What Expedia and Kayak are pioneering today signals a merger between exploration and execution. For decades, dreaming of destinations and booking them were disconnected. Now, the journey from discovery to decision is a single interaction. By turning social media feeds into semi-structured data inputs, processed by multimodal AI agents, users experience a new form of digital agency—one that is reactive, responsive, and rationalized in real-world logistics.

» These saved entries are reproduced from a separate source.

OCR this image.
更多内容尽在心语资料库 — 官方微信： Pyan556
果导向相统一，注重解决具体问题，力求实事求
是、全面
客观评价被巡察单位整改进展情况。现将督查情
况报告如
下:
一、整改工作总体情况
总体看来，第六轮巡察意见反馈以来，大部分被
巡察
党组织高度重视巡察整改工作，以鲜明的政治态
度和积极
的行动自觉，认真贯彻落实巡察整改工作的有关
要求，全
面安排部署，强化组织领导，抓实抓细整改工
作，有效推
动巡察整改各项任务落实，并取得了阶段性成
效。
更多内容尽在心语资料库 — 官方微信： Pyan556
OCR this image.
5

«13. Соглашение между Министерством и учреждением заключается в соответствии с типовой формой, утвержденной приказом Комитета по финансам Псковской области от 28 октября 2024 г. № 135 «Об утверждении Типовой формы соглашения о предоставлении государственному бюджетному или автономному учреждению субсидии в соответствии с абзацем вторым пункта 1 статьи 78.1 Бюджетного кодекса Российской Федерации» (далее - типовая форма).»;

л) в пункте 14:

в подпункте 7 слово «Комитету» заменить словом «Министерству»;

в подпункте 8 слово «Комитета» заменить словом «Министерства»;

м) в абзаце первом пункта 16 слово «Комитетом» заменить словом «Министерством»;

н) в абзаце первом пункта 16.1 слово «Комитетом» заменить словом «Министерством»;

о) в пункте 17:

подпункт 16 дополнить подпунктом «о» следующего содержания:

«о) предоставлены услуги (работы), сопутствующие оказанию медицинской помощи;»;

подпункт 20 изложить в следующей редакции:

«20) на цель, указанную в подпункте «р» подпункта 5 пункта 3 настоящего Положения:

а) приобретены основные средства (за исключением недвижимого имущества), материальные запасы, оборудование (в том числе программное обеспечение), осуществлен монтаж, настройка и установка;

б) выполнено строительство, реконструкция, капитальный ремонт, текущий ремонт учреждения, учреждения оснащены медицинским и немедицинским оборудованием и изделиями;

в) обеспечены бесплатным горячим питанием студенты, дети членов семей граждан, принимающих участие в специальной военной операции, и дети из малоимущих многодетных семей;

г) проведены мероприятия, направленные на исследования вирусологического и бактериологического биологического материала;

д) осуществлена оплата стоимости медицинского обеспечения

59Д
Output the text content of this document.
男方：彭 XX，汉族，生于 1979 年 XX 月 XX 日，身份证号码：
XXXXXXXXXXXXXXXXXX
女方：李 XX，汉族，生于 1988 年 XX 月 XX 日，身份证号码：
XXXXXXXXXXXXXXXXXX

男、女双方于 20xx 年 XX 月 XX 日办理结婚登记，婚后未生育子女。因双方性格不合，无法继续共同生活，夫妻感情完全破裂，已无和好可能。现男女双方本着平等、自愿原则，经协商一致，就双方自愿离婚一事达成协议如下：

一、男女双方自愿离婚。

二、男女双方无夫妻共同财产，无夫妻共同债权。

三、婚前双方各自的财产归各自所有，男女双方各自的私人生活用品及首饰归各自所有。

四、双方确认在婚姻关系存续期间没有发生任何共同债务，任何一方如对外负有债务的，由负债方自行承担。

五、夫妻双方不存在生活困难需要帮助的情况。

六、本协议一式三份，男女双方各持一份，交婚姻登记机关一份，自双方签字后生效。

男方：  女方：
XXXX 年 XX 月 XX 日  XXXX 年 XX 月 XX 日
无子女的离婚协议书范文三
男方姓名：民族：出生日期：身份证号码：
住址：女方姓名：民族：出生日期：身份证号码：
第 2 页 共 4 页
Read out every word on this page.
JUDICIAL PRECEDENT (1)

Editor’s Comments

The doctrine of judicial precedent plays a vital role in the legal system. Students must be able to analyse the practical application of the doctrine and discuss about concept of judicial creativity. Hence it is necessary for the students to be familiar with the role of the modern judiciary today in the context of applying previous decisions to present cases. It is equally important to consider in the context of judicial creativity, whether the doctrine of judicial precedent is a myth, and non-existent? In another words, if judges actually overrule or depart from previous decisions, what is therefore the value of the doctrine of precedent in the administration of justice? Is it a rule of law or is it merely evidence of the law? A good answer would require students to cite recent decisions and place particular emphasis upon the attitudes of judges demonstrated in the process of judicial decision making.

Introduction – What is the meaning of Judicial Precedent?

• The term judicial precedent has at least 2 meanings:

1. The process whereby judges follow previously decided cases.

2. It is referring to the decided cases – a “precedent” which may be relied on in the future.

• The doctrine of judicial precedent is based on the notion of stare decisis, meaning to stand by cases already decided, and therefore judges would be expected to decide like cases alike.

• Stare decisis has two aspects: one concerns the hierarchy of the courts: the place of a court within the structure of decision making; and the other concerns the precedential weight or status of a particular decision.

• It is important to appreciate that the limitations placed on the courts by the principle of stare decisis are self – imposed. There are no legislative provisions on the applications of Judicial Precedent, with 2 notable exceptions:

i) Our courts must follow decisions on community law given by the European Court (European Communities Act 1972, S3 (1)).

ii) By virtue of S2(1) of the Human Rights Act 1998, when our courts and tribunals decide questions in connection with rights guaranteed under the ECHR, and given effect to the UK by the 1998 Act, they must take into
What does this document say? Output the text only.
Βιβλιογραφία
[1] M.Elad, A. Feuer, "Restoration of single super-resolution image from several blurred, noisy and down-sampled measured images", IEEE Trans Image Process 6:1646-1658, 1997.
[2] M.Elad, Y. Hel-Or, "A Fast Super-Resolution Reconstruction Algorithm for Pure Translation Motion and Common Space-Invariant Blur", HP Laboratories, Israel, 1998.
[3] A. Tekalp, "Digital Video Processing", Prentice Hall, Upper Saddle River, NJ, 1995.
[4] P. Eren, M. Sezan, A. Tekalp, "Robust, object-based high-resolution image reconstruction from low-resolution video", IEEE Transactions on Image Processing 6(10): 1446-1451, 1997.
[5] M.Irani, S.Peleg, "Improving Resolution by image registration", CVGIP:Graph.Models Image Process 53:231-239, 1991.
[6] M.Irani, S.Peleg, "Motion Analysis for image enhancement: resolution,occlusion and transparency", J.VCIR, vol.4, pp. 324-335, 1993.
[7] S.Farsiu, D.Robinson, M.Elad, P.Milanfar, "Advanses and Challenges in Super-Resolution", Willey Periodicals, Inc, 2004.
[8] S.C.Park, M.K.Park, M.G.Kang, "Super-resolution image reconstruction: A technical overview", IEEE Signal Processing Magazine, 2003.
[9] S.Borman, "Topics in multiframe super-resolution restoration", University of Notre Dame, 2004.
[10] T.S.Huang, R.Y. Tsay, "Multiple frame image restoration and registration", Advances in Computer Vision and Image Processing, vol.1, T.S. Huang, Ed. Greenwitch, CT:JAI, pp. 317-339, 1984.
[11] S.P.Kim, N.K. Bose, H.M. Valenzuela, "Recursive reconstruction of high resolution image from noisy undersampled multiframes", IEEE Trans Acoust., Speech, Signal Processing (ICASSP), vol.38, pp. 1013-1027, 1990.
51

The democratization of travel inspiration, coupled with the personalization of AI itinerary generation, represents more than techno-optimism—it’s an operational blueprint for the next wave of intelligent consumer services. It’s showing the world how AI interprets not just words, but moments.

by Calix M

Inspired by the original VentureBeat article: https://venturebeat.com/ai/kayak-and-expedia-race-to-build-ai-travel-agents-that-turn-social-posts-into-itineraries/

APA References

  • VentureBeat. (2025). Kayak and Expedia race to build AI travel agents that turn social posts into itineraries. https://venturebeat.com/ai/kayak-and-expedia-race-to-build-ai-travel-agents-that-turn-social-posts-into-itineraries/
  • OpenAI. (2025). OpenAI blog on GPT-5. https://openai.com/blog/
  • DeepMind. (2025). Gemini 2.5 release update. https://www.deepmind.com/blog
  • NVIDIA. (2025). AI Applications in Consumer Tech. https://blogs.nvidia.com/
  • Deloitte Insights. (2025). Future of Work Tech Trends. https://www2.deloitte.com/global/en/insights/topics/future-of-work.html
  • Pew Research Center. (2025). How Gen Z uses Social for Discovery. https://www.pewresearch.org
  • McKinsey Global Institute. (2025). Business AI 2025 Forecast. https://www.mckinsey.com/mgi
  • CNBC. (2025). Expedia Group Earnings Call Transcript. https://www.cnbc.com/markets/
  • FTC. (2025). New Guidelines on AI Personal Data Use. https://www.ftc.gov/news-events/news/press-releases
  • World Economic Forum. (2025). Consumer Behavior in the Age of AI. https://www.weforum.org/focus/future-of-work

Note that some references may no longer be available at the time of your reading due to page moves or expirations of source articles.